The company's shares are up 134.46% so far this year on the back of strong commodity prices and earnings.
But is there still time to buy or should you look elsewhere for value on the ASX in 2020?
Why Fortescue shares are surging higher in 2019
Despite the strong capital gains this year, it hasn't been all smooth sailing for Fortescue shareholders.
The company's shares have been under pressure in periods of 2019 largely due to fluctuating gold prices and the US–China trade war.
Despite these challenges, Fortescue shares have more than doubled on the back of earnings outperformance in FY 2019.
Fortescue's revenues rocketed 45% to US$9.96 billion while underlying EBITDA surged 90% to US$6 billion.
The real kicker? Fortescue's net profit after tax (NPAT) rocketed an astonishing 263% to US$3.19 billion.
Should you buy in 2020?
There's no doubt Fortescue has been a top performer on the ASX 200 in 2019. But past performance doesn't indicate future success and here's where I would be wary.

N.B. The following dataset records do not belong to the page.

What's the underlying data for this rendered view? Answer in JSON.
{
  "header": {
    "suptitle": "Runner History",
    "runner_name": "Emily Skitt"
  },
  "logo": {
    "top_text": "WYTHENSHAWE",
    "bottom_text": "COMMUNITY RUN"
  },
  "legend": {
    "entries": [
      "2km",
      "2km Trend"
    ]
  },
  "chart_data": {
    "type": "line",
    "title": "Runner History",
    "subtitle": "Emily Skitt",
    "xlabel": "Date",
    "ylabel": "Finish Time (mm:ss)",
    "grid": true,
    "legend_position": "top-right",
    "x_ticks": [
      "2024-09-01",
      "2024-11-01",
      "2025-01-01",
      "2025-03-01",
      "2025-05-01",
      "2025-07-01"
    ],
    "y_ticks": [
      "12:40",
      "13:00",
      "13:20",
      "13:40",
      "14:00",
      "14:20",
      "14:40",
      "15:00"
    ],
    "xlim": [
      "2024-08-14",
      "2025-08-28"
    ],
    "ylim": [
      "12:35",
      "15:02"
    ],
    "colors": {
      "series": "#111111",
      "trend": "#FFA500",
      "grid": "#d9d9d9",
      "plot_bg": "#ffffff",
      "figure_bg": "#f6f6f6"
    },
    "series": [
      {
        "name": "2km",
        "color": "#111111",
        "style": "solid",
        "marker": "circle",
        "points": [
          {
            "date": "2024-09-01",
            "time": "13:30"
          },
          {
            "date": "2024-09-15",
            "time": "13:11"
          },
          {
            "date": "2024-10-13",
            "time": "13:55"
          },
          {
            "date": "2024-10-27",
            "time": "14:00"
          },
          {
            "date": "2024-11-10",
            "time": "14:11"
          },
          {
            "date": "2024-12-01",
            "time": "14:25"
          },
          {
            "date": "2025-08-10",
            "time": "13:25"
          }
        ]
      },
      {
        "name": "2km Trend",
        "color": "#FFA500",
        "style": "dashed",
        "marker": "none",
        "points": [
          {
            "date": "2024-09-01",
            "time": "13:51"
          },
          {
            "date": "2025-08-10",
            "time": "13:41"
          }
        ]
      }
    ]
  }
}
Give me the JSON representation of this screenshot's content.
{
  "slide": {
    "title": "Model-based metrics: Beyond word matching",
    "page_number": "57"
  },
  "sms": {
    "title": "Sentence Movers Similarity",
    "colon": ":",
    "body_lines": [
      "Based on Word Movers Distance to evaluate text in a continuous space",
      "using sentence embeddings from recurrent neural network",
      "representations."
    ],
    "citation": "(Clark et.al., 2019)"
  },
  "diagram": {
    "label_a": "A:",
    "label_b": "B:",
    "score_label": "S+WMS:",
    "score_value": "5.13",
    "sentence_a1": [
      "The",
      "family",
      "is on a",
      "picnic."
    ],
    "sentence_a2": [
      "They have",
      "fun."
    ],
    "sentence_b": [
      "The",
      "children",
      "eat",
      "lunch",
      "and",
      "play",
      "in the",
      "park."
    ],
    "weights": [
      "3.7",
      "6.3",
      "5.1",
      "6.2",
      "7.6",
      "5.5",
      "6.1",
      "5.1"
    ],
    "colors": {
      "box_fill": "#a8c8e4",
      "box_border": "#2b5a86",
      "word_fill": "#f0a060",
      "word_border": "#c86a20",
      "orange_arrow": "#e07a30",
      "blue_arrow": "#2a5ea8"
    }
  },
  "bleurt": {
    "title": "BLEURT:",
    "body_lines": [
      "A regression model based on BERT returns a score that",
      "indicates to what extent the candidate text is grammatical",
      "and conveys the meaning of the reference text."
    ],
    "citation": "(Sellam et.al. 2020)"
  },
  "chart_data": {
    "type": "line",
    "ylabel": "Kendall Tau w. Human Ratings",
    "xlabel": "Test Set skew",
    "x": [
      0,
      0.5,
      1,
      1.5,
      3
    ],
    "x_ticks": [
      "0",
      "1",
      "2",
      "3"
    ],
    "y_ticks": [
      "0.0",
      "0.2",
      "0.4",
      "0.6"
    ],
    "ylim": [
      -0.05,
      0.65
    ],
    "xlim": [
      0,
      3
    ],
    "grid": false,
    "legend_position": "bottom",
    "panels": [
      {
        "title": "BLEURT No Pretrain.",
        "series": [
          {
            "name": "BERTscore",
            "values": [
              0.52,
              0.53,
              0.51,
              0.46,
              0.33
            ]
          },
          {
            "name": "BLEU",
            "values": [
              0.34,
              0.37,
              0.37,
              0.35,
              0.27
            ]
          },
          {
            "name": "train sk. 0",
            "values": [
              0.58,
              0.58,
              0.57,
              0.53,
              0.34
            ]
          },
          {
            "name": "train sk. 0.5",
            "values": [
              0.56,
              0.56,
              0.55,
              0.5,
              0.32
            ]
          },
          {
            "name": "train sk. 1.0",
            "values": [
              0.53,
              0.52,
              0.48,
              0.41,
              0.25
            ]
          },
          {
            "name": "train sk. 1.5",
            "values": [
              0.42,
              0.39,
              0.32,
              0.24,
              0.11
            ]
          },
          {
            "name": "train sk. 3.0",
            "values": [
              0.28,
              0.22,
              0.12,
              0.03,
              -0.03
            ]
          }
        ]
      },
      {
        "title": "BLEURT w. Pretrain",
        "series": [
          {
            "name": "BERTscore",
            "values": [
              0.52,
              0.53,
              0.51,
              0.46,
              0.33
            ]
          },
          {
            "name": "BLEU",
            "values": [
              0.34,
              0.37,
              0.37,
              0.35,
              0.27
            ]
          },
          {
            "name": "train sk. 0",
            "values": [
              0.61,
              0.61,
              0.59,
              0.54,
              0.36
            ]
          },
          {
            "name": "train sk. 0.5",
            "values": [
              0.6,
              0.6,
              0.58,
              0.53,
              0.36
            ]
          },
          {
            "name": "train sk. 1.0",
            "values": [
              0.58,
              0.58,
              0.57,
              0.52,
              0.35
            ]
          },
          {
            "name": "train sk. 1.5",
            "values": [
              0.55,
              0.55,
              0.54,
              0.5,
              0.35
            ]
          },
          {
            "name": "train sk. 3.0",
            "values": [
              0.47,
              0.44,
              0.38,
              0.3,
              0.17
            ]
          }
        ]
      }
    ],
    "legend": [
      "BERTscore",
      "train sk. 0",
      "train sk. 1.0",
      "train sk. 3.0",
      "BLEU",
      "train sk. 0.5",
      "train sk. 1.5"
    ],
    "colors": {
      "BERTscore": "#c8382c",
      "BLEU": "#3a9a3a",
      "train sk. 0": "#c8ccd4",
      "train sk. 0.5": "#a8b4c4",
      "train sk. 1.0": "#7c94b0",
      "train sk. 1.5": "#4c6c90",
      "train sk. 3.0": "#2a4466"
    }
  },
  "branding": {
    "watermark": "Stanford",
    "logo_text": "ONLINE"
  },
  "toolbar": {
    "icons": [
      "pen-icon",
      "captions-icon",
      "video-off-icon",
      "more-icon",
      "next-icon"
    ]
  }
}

Fortescue shares are currently trading at a price-to-earnings (P/E) multiple of 6.41x earnings, which makes it one of the better value ASX mining stocks on the market.
For comparison, BHP Group Ltd (ASX: BHP) and Rio Tinto Limited (ASX: RIO) shares trade at 15.3x and 8.1x, respectively.
Despite Fortescue's strong capital gains in 2019, I think the exposure to commodity prices makes the stock a risky one in 2020.
However, if you're looking for commodities exposure in your portfolio then Fortescue shares could be a great option.
What are some ASX alternatives?
I personally like some of the countercyclical stocks on the market right now which could be better value than Fortescue shares.
I'd be keeping an eye on CSL Limited (ASX: CSL) and Origin Energy Ltd (ASX: ORG) ahead of the February results season.
These stocks could provide strong dividends and robust earnings in the face of a changing business cycle in 2020.